A curva no gráfico de cima representa uma distribuição, ou, se preferirem, um histograma. As áreas a vermelho são regiões de dados numéricos cujos números começam com 1, enquanto que as áreas a azul correspondem a números cujo primeiro dígito é o 8. Maior área significa um maior frequência de encontrar estes números. Assim, é fácil de constatar que nesta distribuição os 1s aparecem mais frequentemente como primeiros dígitos que o 8, ou que quaisquer outros algarismos.
Será que isto tem alguma aplicação prática? Claro que sim! Se soubermos que um certo tipo de dado numérico deve seguir a Lei de Benford, então isso permite-nos determinar se uma dada lista de números desse tipo estará, ou não, potencialmente incorrecta. A lei é usada, por exemplo, em contabilidade para detectar eventuais fraudes. Porém, se o “gatuno” souber disto poderá manipular os dados numéricos de forma a que sigam a lei matemática. Por outro lado, é possível a ocorrência de anomalias estatísticas que não resultem de fraude. Isto significa, portanto, que a Lei de Benford só por si não é suficiente para detectar fraude, mas consegue em certos casos alertar para potenciais fraudes. Por exemplo, com base apenas nesta lei é possível desconfiar que a Grécia terá falsificado os dados sobre a sua economia de forma a conseguir entrar na União Europeia em 1981***.
Em geral, no que toca a detectar fraudes, não nos temos que limitar à Lei do primeiro dígito. Se soubermos que uma lista de números deve seguir uma certa distribuição, então basta verificar que é de facto isso que acontece.
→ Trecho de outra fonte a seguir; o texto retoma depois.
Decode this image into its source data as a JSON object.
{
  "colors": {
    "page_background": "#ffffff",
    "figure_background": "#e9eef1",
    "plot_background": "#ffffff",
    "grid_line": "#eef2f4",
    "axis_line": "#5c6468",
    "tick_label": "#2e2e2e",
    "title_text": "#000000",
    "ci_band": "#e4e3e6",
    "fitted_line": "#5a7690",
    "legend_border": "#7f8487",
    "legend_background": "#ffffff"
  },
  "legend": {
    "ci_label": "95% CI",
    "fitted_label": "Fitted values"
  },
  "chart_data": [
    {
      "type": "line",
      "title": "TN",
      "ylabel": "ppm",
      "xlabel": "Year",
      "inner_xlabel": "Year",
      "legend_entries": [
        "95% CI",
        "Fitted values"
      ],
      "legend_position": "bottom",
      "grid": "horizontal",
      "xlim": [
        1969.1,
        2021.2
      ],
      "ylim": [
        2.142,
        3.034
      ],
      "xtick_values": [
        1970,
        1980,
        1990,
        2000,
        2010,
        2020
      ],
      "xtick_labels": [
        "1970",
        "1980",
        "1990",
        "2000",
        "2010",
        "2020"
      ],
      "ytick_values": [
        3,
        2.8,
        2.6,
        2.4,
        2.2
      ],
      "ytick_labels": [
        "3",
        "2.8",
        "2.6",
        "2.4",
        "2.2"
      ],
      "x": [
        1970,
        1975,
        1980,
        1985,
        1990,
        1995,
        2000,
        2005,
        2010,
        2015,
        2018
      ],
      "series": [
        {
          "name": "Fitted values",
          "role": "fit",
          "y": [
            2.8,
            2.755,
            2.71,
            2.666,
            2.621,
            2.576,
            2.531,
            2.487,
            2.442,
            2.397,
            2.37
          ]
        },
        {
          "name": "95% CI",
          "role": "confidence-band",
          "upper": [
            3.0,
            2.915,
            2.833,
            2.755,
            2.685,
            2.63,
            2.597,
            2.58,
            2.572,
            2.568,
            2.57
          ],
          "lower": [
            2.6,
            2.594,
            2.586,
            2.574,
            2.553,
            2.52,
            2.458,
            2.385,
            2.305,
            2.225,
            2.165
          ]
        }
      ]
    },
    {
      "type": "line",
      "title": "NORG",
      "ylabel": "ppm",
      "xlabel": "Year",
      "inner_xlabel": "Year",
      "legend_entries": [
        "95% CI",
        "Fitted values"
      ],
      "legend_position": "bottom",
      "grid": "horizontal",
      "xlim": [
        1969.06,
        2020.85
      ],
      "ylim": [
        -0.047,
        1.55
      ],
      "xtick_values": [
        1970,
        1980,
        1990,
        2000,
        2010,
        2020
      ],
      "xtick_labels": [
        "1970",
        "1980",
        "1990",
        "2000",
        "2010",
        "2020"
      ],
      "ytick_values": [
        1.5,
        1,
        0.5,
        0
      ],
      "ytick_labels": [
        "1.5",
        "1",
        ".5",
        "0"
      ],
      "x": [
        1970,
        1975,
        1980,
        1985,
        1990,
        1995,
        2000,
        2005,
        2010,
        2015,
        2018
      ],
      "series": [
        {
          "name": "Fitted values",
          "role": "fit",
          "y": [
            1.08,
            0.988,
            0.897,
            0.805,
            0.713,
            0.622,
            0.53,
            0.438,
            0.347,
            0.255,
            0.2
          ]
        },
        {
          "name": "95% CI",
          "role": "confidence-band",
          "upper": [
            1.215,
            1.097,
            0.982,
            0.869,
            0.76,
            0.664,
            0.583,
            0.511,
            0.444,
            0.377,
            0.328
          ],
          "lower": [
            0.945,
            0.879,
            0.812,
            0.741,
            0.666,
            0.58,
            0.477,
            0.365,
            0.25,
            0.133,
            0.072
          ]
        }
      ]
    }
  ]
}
Quanto maior for a lista de números, mais fácil será de determinar se existem, ou não, anomalias.
“Eu posso justificar as minhas despesas, mas não com factos e números.”
* Worldometer.
** Indexmundi.
*** “Greece was lying about its budget numbers” @Forbes
3 comentários
“De facto, a primeira vez em que reparei neste padrão aparente pensei que estaria apenas a iludir-me com a tendência tão humana de encontrar padrões inexistentes fruto de uma negligência dos contra-exemplos. Infelizmente, nessa altura cometi o erro de não tentar aprofundar o assunto. O padrão de facto existe!
Este padrão tem um nome, trata-se da lei do primeiro dígito, ou lei de Benford (ou Newcomb-Benford), em homenagem aos cientistas que descobriram a “lei”:”
Ou seja, se tivesses nascido 150 anos mais cedo… estavamos na presença da Lei de Lopes 😉
Author
Nah, eu só constatei, não demonstrei nada. 🙂 É possível que já muita gente tivesse reparado no padrão antes de Benford e Newcomb.
Na verdade o problema ainda não está completamente resolvido, portanto ainda daria para adicionarmos os nossos nomes: nos casos em que os dados devem seguir a Lei de Zipf, é bastante claro o porquê de termos a Lei de Benford. Quando a Lei de Zipf não se aplica torna-se difícil de compreender a razão de termos tal padrão.